You really need to go breathe the air those people breathe, see and experience what their life is like, to develop the necessary empathy needed to understand inequity.

— Crystal Dixon, member of President’s Committee for Race, Equity, and Inclusion

While the thousands of evacuees that were urged to evacuate their homes have returned, many have been left with financial burdens after being away from home for nearly a week. The fire prevented many residents from being able to go to their jobs, either because their occupations were within the mile radius of the blaze or because they didn’t have access to the necessary transportation. Love Out Loud, a local nonprofit, has been accepting donations to distribute to those affected. 

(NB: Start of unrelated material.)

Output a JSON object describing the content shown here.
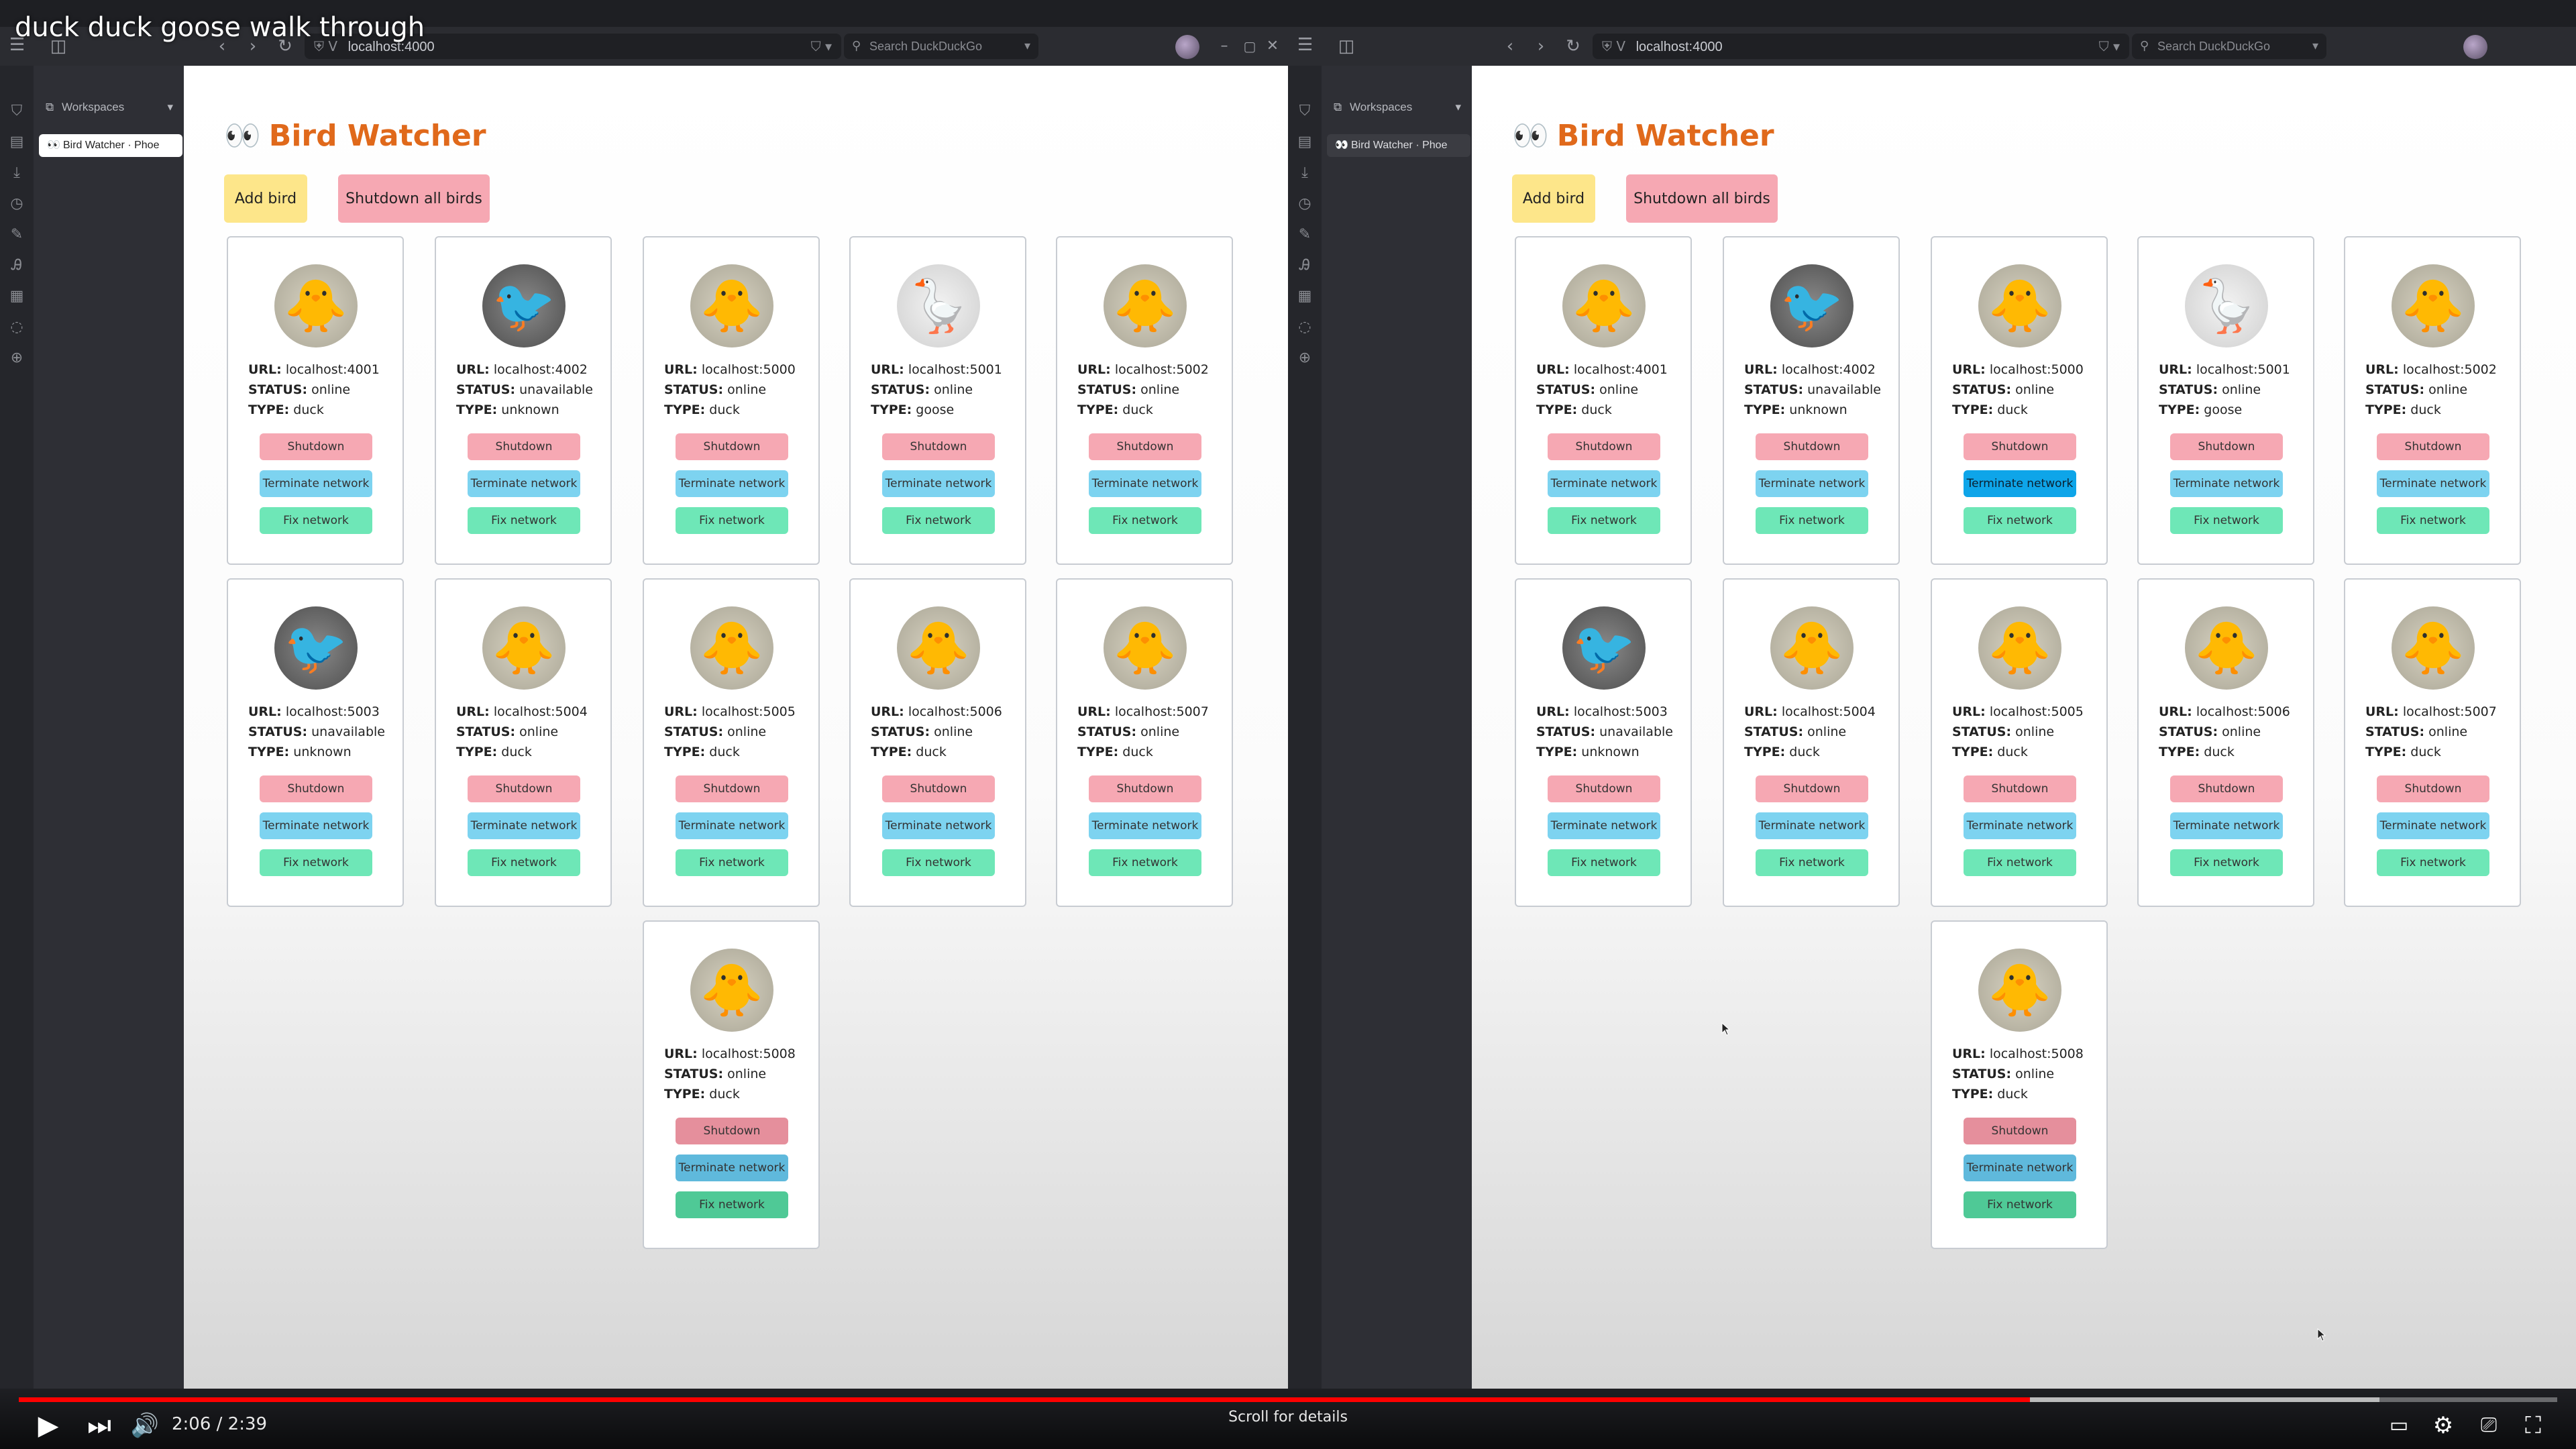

Concerns have been raised, however, that residents are not being adequately financially assisted by Love Out Loud’s relief efforts. 

“The non-profit is requiring receipts from residents for reimbursement,” Dr. Corey Walker, head of Wake Forest’s African American studies program said. “If you go to stay with your mom and eat her food and use her water and electricity for that week, how can you prove what you consumed in receipts?”

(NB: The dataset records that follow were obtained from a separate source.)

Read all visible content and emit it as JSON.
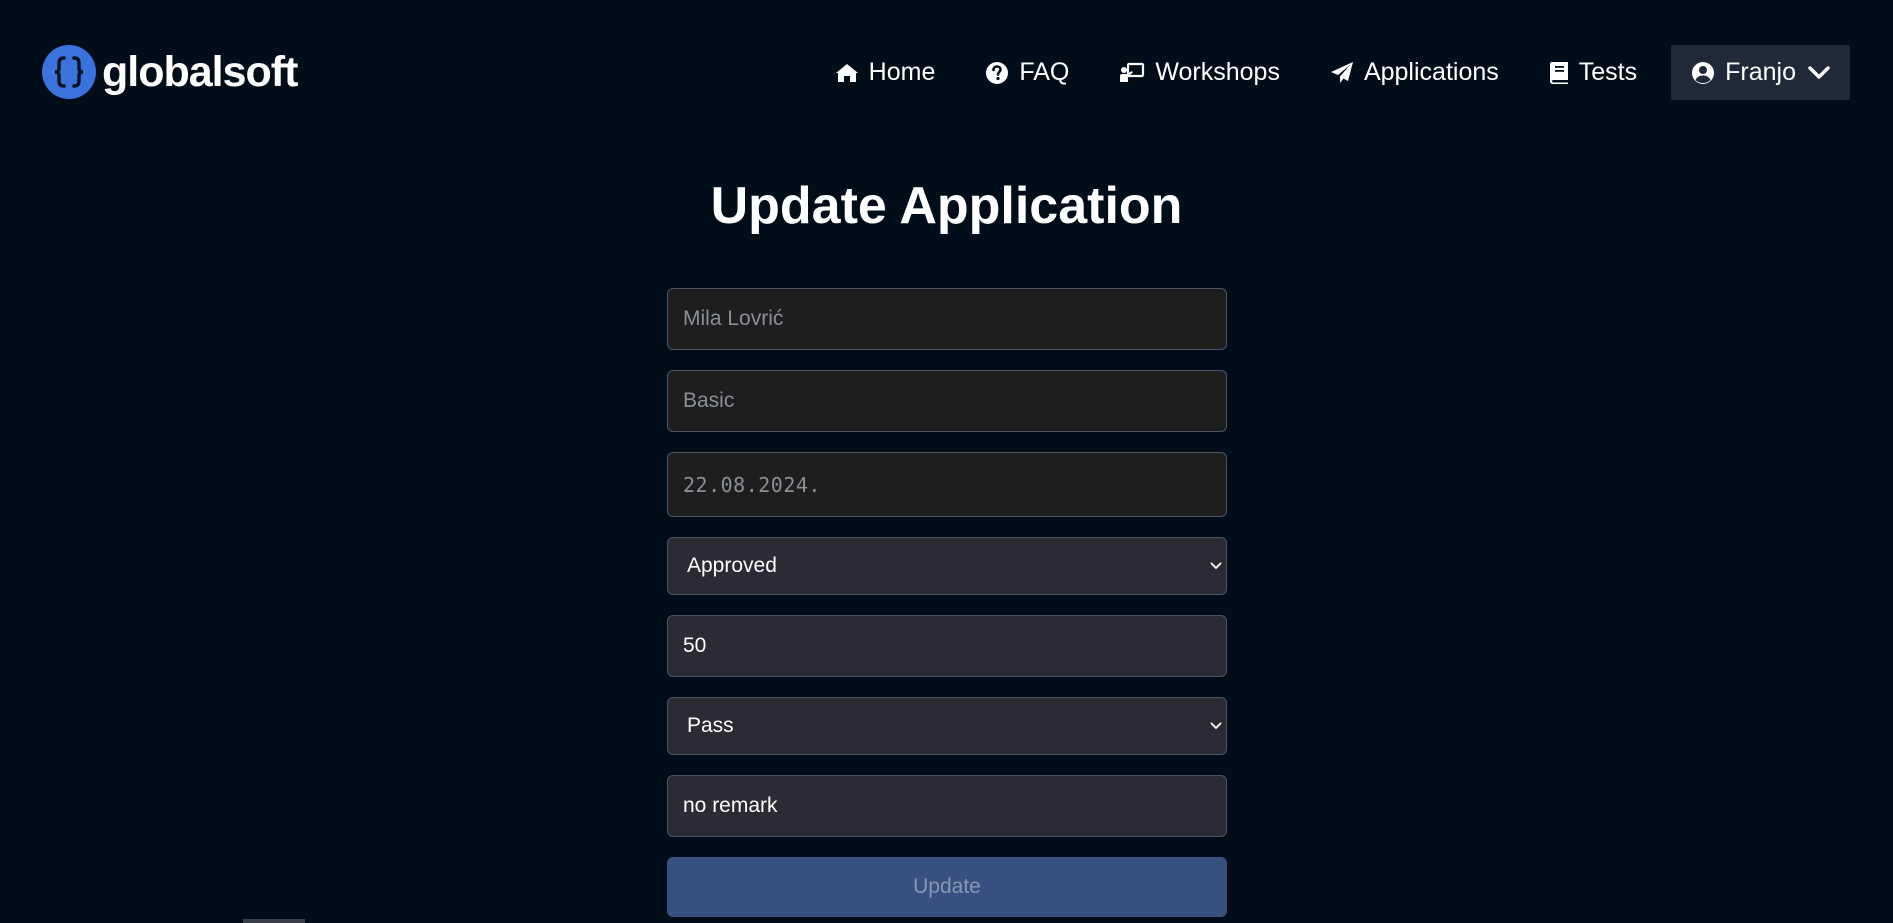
{
  "brand": {
    "name": "globalsoft",
    "logo_icon": "curly-braces-icon",
    "logo_color": "#3b73de"
  },
  "nav": {
    "items": [
      {
        "label": "Home",
        "icon": "home-icon"
      },
      {
        "label": "FAQ",
        "icon": "question-circle-icon"
      },
      {
        "label": "Workshops",
        "icon": "chalkboard-teacher-icon"
      },
      {
        "label": "Applications",
        "icon": "paper-plane-icon"
      },
      {
        "label": "Tests",
        "icon": "book-icon"
      }
    ],
    "user": {
      "name": "Franjo",
      "icon": "user-circle-icon",
      "menu_icon": "chevron-down-icon"
    }
  },
  "page": {
    "title": "Update Application"
  },
  "form": {
    "applicant_name": "Mila Lovrić",
    "workshop": "Basic",
    "date": "22.08.2024.",
    "status": "Approved",
    "points": "50",
    "result": "Pass",
    "remark": "no remark",
    "submit_label": "Update"
  },
  "colors": {
    "background": "#020d1a",
    "disabled_field": "#1e1e1e",
    "active_field": "#2b2b33",
    "submit_button": "#37507f",
    "user_menu_bg": "#1f2937"
  }
}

Furthermore, as Walker pointed out, seeing low-income, primarily African American residents affected by industrial environmental tragedy is not an uncommon or new phenomenon. Although the Weaver Fertilizer Plant was built before the residential homes surrounding it, the value of properties close to the fertilizer plant is significantly lower than other neighborhoods in Winston-Salem. These homes are affordable to people who work in lower-income jobs and are predominantly communities of color. 

“The proximity of the affected communities to Weaver isn’t just some isolated happening. If you start to look at the history of Winston- Salem, you can see a land-use pattern develop, going all the way back where Negro tenements were located in relation to the railways passing through Winston.” Walker said. 

Crystal Dixon works on Wake Forest’s President’s Committee for Race, Equity, and Inclusion. Over the past couple of years, she has worked with academic departments to define what it means for each of them to make equitable progress, whether that be opening up conversations about race, being more aware of diversity on campus, or holding events to educate students about Black history. 

She also collaborates with the Office of Diversity and Inclusion to coordinate engagement between Wake Forest and the surrounding Winston-Salem communities. In a class she teaches on the intersection between race and sustainability, she asked her students to consider what it would be like to experience tragedies like the Weaver fire consistently. 

“I said, ‘you all were panicking for five days of the Weaver situation, imagine living in that kind of situation for an entire lifetime.”’ Dixon said. “It’s no coincidence these people live here either, they’ve been targeted. Since the 1930s, a practice called redlining has placed certain communities near toxic environmental conditions because the property values are lower and they are cheaper places to live, but they are also really the only affordable places to live for under-resourced communities to live.”

Professor Dixon also mentioned that, while it’s good to be aware of the environmental inequity surrounding the Weaver situation, the next step is spreading that awareness to others. 

“Wake Forest is very much in our own little bubble.” Dixon said. “It would be great if we had some kind of immersion experience for Wake Forest students, just so they could walk around N. Cherry St. or the Boston-Thurmond neighborhood and experience what life is like less than a mile away from campus.”

Franco agrees. “There is moral blindness in bringing students to campus and not educate them about their surroundings,” he said. “The Wake Forest community ought to start understanding that it has obligations of reciprocity and mutuality with its proximate neighbors, including the residential community just north of campus that was displaced by the fire.”

Furthermore, Dixon explained that, while being aware of environmental racism is important, it’s entirely different to live it every day. “It’s not enough to volunteer at places like Campus Kitchen or somewhere on-campus. You really need to go breathe the air those people breathe, see and experience what their life is like, to develop the necessary empathy needed to understand inequity.”